Photonics is a functional application of light and the silicon has an important role to play in this. Significant improvements in semiconductor processing technologies have boosted the optical performance needed for photonics in silicon. In addition, various optical functions of the silicon substrate brought about fast development.
Benefits of Silicon Photonics
• Silicon photonics combines economical manufacturing processes, for example the CMOS process, with superior performance of optical communication devices, wide bandwidth, and power efficiency. Conventional communications methods are severely limited in transmission speed and bandwidth, and energy efficiency is to be sacrificed for achieving high-speed communication.

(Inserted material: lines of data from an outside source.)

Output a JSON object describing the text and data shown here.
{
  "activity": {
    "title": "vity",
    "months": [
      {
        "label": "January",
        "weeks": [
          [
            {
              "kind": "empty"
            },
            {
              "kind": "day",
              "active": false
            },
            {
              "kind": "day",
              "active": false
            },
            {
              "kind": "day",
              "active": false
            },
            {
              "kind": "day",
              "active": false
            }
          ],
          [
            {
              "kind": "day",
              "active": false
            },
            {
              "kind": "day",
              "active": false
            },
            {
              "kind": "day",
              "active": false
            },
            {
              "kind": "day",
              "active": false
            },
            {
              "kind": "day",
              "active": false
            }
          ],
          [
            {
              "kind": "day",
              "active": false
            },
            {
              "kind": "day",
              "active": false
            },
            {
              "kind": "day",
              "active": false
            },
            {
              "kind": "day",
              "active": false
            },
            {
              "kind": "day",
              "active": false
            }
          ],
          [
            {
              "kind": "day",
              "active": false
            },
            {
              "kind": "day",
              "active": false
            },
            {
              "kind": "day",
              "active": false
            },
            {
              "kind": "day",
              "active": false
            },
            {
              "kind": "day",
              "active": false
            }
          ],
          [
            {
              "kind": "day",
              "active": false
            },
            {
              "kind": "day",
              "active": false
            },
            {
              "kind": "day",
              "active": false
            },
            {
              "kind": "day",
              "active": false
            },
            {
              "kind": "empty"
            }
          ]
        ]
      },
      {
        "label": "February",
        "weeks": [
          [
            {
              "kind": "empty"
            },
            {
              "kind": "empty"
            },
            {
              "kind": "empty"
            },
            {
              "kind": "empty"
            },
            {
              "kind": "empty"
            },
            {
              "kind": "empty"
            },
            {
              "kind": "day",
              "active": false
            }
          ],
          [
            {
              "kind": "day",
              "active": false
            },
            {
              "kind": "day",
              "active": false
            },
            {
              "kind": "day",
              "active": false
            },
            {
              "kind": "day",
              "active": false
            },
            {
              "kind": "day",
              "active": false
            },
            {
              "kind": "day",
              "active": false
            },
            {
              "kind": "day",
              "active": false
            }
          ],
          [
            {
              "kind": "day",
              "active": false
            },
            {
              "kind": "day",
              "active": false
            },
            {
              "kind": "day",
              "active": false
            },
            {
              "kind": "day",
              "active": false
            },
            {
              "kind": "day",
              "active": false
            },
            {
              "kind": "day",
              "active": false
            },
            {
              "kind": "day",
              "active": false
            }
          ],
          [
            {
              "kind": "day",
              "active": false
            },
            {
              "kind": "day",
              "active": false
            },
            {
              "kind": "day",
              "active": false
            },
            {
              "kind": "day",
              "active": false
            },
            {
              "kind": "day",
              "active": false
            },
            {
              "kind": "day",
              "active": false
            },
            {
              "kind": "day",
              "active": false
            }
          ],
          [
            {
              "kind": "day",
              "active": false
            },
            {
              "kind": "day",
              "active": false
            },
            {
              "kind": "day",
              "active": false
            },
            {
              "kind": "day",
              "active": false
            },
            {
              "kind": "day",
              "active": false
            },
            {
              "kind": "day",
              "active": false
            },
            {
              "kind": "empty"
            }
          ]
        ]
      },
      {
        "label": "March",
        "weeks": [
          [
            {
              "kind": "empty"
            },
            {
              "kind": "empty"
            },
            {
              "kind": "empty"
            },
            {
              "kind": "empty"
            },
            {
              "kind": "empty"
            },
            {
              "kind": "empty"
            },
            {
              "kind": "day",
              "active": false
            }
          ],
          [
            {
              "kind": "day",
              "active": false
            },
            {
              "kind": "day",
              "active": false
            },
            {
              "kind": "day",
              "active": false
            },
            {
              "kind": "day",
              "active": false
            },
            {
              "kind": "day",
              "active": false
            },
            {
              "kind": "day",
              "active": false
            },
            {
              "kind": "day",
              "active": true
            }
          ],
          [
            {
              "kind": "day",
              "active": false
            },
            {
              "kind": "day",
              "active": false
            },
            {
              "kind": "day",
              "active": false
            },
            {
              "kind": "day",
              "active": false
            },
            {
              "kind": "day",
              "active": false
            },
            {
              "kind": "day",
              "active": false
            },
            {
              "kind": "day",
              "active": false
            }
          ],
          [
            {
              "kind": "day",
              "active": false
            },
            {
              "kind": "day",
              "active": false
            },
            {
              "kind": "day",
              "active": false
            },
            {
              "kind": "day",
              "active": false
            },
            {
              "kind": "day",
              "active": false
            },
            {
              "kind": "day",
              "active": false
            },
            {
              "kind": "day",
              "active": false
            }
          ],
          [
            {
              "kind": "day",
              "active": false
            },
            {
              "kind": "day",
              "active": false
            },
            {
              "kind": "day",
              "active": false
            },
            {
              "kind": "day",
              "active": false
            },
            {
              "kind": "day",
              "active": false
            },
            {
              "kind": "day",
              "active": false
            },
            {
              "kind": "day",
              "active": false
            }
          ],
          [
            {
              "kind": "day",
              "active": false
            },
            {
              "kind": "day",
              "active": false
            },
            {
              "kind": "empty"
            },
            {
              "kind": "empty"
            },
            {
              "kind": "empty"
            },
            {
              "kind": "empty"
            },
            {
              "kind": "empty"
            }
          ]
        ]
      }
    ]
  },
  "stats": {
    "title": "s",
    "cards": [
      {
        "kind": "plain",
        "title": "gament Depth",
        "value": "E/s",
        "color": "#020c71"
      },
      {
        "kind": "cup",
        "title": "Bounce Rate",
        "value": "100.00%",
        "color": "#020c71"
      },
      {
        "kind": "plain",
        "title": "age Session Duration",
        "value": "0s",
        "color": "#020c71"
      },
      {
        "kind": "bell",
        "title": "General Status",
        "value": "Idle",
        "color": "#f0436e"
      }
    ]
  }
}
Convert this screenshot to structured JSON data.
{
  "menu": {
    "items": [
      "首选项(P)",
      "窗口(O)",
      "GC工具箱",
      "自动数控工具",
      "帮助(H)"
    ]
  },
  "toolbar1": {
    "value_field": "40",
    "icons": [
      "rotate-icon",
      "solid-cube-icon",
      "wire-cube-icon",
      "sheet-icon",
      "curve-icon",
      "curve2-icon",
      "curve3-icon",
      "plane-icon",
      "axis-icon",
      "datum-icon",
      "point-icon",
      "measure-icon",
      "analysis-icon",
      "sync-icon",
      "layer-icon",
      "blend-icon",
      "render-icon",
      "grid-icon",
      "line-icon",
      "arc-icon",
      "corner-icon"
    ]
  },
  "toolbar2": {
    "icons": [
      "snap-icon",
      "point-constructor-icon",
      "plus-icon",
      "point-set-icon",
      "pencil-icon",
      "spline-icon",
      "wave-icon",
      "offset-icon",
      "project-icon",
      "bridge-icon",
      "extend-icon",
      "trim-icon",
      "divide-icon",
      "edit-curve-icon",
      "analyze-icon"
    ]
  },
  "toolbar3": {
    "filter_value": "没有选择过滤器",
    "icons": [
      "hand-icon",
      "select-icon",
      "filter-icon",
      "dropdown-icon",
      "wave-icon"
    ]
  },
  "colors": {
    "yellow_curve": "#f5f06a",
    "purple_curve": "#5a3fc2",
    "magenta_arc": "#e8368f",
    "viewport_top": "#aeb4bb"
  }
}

• Simultaneously, although optoelectronic devices could easily attain the desired performance characteristics mentioned above, each device should be assembled in 3D, component by component, physically in airtight housings. Silicon photonics integrates these optical and electrical functions into a single chip.
• By removing the requirement to physically assemble the parts, these devices can attain the functions more compactly, making these more apt for mass production.
• WDM can be applied in silicon photonics devices, making it increase the numerous wavelength channels available on a single optical fiber, without taking up any more space.
Role of Silicone Photonics in 5G
5G technology will revolutionize the industry, forming the basic infra of the ubiquitous computing society. The key force behind 5G expansion is the expanding telecom industry. However, Industry 4.0, AR, and M2M communications are also significant contributors.
5G systems will handle averagely 10 times, and even up to 1000 times during peak use, the present traffic levels, while consuming less power. Furthermore, 5G systems will handle new services requiring very low latency for example beam formation technologies, new frequency, bands carrier aggregation, and other that have strict time domain needs.
Concurrently, the application transport network will need sufficient capacity to handle the numerous data packets generated by various users and devices connected to the network, and the augmented requirements of future applications. Also, it must meet all these requirements in a flexible, economical, and sustainable way.
To meet the growing needs, the transformation of the mobile access network will be required, equivalent to revising the backbone transport network.
Optical communications can meet all of these requirements. Though, the performance of conformist technologies for example core metro networks and discrete components is not enough for meeting the requirements of the future, for example, high-energy efficiency, low-cost, miniaturization, and RAN applications.
Photonics, and specifically silicon photonics, is just perfect for meeting these needs. Silicon photonics syndicates the cost-efficiency of CMOS manufacturing procedures and packaging technologies with the assistances of optical communications for example low latency, high speed, and wide bandwidth, and is the only tech existing for meeting those needs.
Coming to a Close
It is because of the increasing demand for silicon photonics in 5G networks and data centers, the demand for the same is on the rise and will reach a value of USD 8,475.1 million, by the end of this decade.